Skip to main content
POST
/
predict
AI-voice detection
curl --request POST \
  --url https://api.aurigin.ai/v1/predict \
  --header 'Content-Type: multipart/form-data' \
  --header 'x-api-key: <api-key>' \
  --form file='@example-file' \
  --form device=api \
  --form model=apollo-4-2026-01-16 \
  --form threshold=0.5
{
  "prediction_id": "pred_9b6ff057a7f7",
  "global": {
    "score": 0.975,
    "confidence": 0.95,
    "result": "spoofed",
    "reason": null
  },
  "segments": [
    {
      "start": 0,
      "end": 5,
      "scores": [
        0.98
      ],
      "confidence": 0.96,
      "result": "spoofed"
    },
    {
      "start": 5,
      "end": 10,
      "scores": [
        0.97
      ],
      "confidence": 0.94,
      "result": "spoofed"
    }
  ],
  "model": "apollo-4-2026-01-16",
  "processing_time": 1.23,
  "audio_duration": 10,
  "warnings": []
}

Authorizations

x-api-key
string
header
required

Body

Provide either a direct file upload or a presigned URL. Include device to tag the caller and optionally choose a model.

file
file
required
device
enum<string>

Optional device type making the request

Available options:
macos,
windows,
web_app,
api
model
enum<string> | null

Optional model version to run. Currently only apollo-4-2026-01-16 is available for this endpoint.

Available options:
apollo-4-2026-01-16
prediction_id
string

Optional custom prediction identifier

silence_threshold
number
default:80

Maximum silence percentage allowed per segment before it is skipped (0.0-100.0). Segments where silence exceeds this threshold are excluded from model inference. Lower values are stricter (skip more segments); higher values are more permissive. Set to 100 to analyze virtually all segments regardless of silence.
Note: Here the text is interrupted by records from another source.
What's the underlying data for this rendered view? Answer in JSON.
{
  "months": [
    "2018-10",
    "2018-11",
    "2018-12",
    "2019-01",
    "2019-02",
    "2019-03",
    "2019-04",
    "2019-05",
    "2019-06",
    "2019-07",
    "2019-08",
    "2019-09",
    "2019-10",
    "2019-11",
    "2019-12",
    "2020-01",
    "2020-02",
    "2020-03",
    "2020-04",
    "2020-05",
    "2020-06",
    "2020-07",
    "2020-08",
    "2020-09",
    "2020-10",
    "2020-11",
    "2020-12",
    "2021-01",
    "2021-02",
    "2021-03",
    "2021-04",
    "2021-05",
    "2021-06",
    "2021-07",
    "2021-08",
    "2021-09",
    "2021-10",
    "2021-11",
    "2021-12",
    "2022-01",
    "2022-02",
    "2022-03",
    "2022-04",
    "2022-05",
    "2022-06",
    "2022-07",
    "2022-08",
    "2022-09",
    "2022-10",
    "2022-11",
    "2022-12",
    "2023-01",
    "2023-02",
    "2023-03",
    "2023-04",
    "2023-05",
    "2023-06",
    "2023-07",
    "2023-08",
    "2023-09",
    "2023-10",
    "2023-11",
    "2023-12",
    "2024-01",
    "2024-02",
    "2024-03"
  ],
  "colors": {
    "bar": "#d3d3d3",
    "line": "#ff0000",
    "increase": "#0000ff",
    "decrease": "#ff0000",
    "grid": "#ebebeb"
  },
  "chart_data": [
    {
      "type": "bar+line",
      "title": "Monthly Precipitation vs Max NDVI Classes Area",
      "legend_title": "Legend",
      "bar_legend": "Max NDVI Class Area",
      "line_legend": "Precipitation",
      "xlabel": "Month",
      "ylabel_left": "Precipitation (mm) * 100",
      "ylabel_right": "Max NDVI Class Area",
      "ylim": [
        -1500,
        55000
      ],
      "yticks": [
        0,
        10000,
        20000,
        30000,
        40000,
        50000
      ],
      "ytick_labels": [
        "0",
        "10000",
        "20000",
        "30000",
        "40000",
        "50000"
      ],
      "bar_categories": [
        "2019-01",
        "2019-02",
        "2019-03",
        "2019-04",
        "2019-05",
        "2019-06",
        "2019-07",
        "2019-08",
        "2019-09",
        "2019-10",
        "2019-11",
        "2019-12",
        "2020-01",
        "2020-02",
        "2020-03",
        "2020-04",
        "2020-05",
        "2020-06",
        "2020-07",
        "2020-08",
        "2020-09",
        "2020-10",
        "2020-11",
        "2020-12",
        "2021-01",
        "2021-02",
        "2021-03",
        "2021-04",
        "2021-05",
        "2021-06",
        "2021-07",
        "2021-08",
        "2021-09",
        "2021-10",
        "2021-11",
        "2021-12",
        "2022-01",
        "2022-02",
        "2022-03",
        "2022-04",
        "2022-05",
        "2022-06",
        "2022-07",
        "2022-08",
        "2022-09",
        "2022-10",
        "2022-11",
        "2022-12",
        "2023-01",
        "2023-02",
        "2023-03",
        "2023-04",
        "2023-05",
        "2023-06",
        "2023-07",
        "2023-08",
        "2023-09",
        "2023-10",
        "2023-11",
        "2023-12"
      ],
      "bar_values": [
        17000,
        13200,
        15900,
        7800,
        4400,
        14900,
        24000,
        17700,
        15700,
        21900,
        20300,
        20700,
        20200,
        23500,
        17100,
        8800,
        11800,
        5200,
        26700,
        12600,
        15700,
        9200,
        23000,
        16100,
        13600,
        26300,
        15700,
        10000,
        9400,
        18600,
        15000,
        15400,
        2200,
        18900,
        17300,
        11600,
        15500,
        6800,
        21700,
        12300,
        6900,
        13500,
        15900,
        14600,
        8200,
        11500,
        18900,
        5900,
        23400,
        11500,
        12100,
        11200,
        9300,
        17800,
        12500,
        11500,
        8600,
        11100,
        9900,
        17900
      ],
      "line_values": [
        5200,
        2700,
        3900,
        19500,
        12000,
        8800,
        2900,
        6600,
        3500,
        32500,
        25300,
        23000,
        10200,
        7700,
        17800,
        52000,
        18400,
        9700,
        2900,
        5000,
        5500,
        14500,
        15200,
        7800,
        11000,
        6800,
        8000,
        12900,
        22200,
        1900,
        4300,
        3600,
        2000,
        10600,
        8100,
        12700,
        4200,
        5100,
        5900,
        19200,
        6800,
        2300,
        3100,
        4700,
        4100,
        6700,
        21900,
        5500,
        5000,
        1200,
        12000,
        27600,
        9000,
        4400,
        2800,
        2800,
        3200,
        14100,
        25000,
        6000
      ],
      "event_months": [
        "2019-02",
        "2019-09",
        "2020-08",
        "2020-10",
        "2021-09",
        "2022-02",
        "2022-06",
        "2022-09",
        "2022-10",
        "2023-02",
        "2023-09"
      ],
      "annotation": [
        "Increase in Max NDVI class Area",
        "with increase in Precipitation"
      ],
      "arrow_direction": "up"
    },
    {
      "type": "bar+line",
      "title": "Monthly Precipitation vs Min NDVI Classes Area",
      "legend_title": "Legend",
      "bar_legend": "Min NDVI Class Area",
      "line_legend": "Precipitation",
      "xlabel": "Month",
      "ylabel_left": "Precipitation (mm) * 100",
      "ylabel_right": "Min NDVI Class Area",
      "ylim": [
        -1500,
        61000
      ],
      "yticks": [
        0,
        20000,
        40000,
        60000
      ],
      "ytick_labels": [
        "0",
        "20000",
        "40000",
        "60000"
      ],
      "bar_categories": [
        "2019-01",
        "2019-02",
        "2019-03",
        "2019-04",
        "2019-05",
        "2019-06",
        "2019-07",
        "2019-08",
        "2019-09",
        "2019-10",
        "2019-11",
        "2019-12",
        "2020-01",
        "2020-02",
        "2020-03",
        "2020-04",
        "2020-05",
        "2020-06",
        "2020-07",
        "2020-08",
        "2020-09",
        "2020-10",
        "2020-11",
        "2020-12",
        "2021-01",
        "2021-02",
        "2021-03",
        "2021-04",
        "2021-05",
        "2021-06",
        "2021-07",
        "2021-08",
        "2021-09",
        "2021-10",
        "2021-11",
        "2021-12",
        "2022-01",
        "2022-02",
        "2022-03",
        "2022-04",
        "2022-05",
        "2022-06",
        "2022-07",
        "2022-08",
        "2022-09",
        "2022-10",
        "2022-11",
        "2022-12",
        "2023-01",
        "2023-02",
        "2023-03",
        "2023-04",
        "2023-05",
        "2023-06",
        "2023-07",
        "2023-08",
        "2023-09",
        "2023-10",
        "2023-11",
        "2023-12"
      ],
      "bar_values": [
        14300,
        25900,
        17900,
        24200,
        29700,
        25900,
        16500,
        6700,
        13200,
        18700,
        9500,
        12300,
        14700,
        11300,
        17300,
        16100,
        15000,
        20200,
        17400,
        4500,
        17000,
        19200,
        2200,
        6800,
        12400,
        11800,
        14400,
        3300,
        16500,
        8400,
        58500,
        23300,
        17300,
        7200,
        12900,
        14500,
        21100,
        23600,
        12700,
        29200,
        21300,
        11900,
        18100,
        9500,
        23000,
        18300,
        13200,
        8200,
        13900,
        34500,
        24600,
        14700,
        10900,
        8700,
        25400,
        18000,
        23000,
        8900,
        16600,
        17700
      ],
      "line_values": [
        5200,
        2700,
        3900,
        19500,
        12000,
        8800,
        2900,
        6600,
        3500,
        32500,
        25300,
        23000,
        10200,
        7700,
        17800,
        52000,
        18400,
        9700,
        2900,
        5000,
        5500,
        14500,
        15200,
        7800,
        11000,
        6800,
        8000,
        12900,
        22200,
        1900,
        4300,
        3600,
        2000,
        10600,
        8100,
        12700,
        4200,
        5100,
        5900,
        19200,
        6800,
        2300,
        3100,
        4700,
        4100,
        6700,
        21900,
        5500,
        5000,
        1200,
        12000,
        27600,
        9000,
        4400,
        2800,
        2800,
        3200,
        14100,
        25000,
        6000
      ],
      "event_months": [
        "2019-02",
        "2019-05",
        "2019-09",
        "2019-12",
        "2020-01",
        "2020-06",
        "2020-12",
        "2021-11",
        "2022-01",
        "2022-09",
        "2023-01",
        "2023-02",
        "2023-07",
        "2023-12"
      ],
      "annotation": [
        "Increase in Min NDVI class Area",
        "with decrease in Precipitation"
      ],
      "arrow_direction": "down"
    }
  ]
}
Required range: 0 <= x <= 100
threshold
number
default:0.5

Decision threshold for classifying audio as bonafide or spoofed (0.0-1.0). Lower values bias toward higher spoof detection; higher values reduce false positives. Confidence scores are derived from how far the raw score is from this threshold.

Required range: 0 <= x <= 1

Response

Global verdict plus per-segment predictions and confidence scores.

prediction_id
string

Unique identifier for this prediction

global
object
segments
object[]

Array of segment-level predictions. Each segment represents a 5-second window of the audio.

model
string

Model version used for prediction

processing_time
number<float>

Time taken to process the audio in seconds

audio_duration
number<float>

Duration of the audio file in seconds

warnings
string[]

Array of warning messages, if any